Roma, la festa è partita
Gente che va e viene, tanti ragazzi e giovani. Certo, c’è la sezione Alice in città che vede i bus trasportare le scuole, ma c’è anche una folla di appassionati e giovani critici di cinema sui siti online, per lo più, che attendono in lunghe code di entrare in sala. È l’altro pubblico, semplicemente, oltre alle famiglie con bimbi piccoli, quello che ama il cinema.
Nonostante il cronico ritardo molto “romano” e una certa disorganizzazione iniziale, la festa è partita. Il tappeto rosso funziona: le nostre piccole star – sia detto senza offesa – e le vere star, da Cate Blanchett a Isabelle Huppert che poi si sono “donate” con assoluta franchezza negli incontri col pubblico, momenti di vera partecipazione collettiva, molto più del rituale in sala con gente benvestita ed omaggi cerimoniosi.

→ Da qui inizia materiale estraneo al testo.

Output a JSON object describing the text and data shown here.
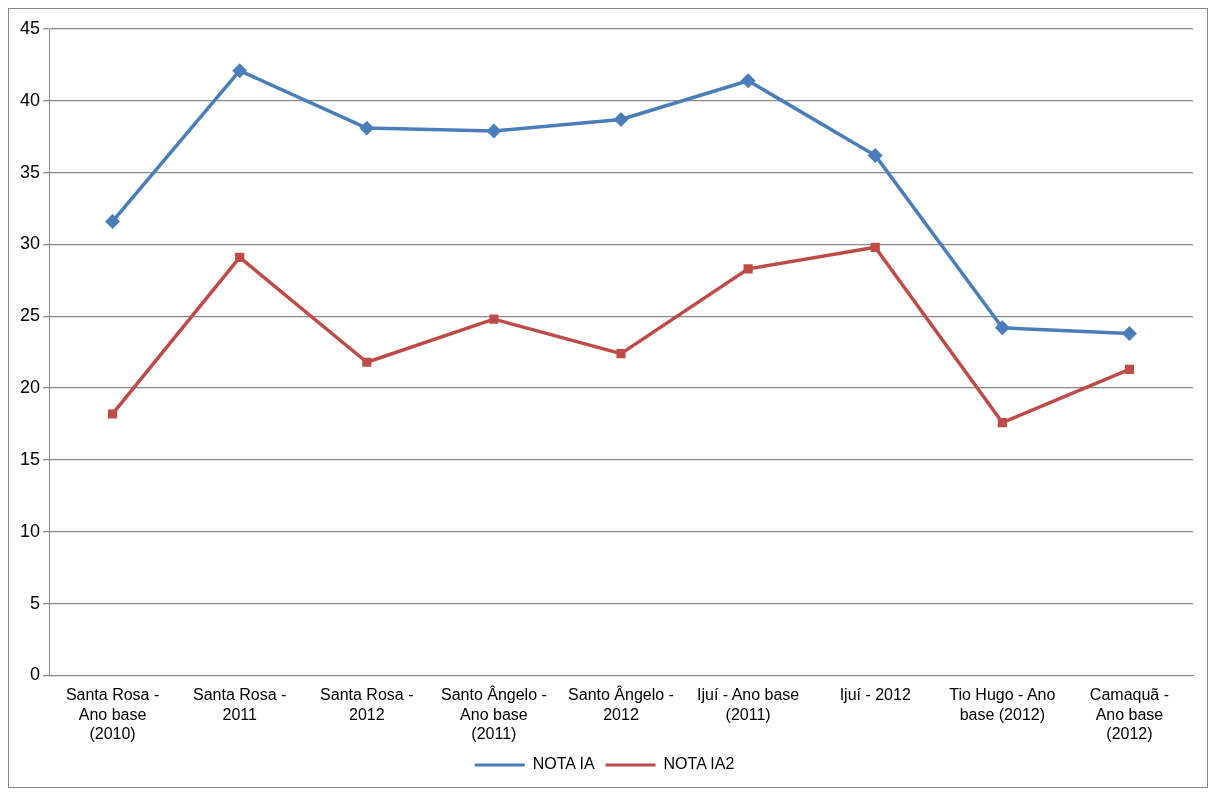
{
  "chart_data": {
    "type": "line",
    "categories": [
      "Santa Rosa - Ano base (2010)",
      "Santa Rosa - 2011",
      "Santa Rosa - 2012",
      "Santo Ângelo - Ano base (2011)",
      "Santo Ângelo - 2012",
      "Ijuí - Ano base (2011)",
      "Ijuí - 2012",
      "Tio Hugo - Ano base (2012)",
      "Camaquã - Ano base (2012)"
    ],
    "series": [
      {
        "name": "NOTA IA",
        "color": "#4a7ebb",
        "marker": "diamond",
        "values": [
          31.6,
          42.1,
          38.1,
          37.9,
          38.7,
          41.4,
          36.2,
          24.2,
          23.8
        ]
      },
      {
        "name": "NOTA IA2",
        "color": "#be4b48",
        "marker": "square",
        "values": [
          18.2,
          29.1,
          21.8,
          24.8,
          22.4,
          28.3,
          29.8,
          17.6,
          21.3
        ]
      }
    ],
    "ylim": [
      0,
      45
    ],
    "yticks": [
      0,
      5,
      10,
      15,
      20,
      25,
      30,
      35,
      40,
      45
    ],
    "grid": "y",
    "legend": "bottom",
    "line_style": "solid"
  }
}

Lo si è visto alla presentazione del noir parecchio “tarantiniano” di apertura Bad Times at the El Royale di Drew Goddard, che strizza l’occhio anche alla storia di Charles Manson e amici. Girato benissimo, con un Jeff Bridges strepitoso nei panni di un falso prete-bandito con l’Alzheimer (mentre i belli Dakota Johnson e Chris Hemsworth sono due hippy solo “belli”), funziona da noir perfetto nell’hotel tra la California e il Nevada dove tutti hanno qualcosa da nascondere, che però verrà rivelato. Non sarà un capolavoro, termine oggi abusato, ma è un buon prodotto, dove si fa strada, tra la violenza, la necessità di chiedere e ricevere perdono, una nota originale che non guasta.
Naturalmente, c’è posto anche per la favola “nera” e “goticissima”,con Cate Blanchett deliziosa, inafferrabile strega in The House with a Clock in its Walls di Eli Roth, dove l’orologio maledetto scandisce il tempo dell’apocalisse. Ci vuole un ragazzino orfano, Lewis, adottato dallo zio mago, per dar battaglia al diavolo e ai suoi mostri. L’eco di Harry Potter si sente, ma il film è gradevole e di un humor nero simpatico.
Cose molto serie
Ci vuole un autore come Krzysztof Zanussi e il suo Ether per spingere la festa nel festival. La storia del medico-scienziato polacco che sperimenta sulle persone gli effetti nefasti dell’etere, vendendo l’anima al demonio, ripercorre quella di Faust e dell’eterno problema della lotta tra bene e male, Dio e satana che confonde e inganna l’uomo. Il film è bello, stringente, riflessivo senza annoiare. Andrebbe visto, ma arriverà mai nelle nostre sale? Il dottore, ambiguo e razionale, antesignano dei medici nazisti, alla fine si arrenderà alla verità, che è ben al di sopra di qualsiasi prova scientifica? E quale sarà la fine dell’uomo che ha fatto il patto col nemico? Dramma in atti con un epilogo morale (forse non necessario), il racconto è molto denso e pone, a chi lo vede, diversi interrogativi.
È quanto accade anche nel docu-film di Michael Moore Fahrfenheit 11/9. Spiazzante, duro nel rivelare i retroscena dei partiti americani, l’ascesa di un personaggio amorale come Trump verso cui il regista non fa sconti, le omissioni dello stesso Obama. Si esce con la convinzione che le Americhe siano tante, che i problemi siano devastanti molto più di quello che ci fanno sapere, e che la democrazia americana dati solo dal 1970 con la libertà di voto per i neri. Di più, preoccupa la crescita di un razzismo violento e sovranista, che sta facendo parecchi seguaci anche da noi. Per riflettere.
Per finire con eleganza
È Robert Redford, che dà l’addio alle scene attoriali in The old man & the Gun di David Lowery. Se volete fare una passeggiata con il grande Robert, dalla giovinezza ad oggi, guardate questo film leggiadro in cui lui è un vecchio furfante gentiluomo evaso 16 volte dal carcere (storia vera), che piace alla gente e fa impazzire la polizia. Bob mescola le foto del ladro alle sue, rivivendo personaggi del suo passato su quella sua faccia grinzosa e sorniona, con lo sguardo divertito di uno che oggi vuole, come il suo personaggio, soprattutto vivere. Gran bel film, ilare e sorridente.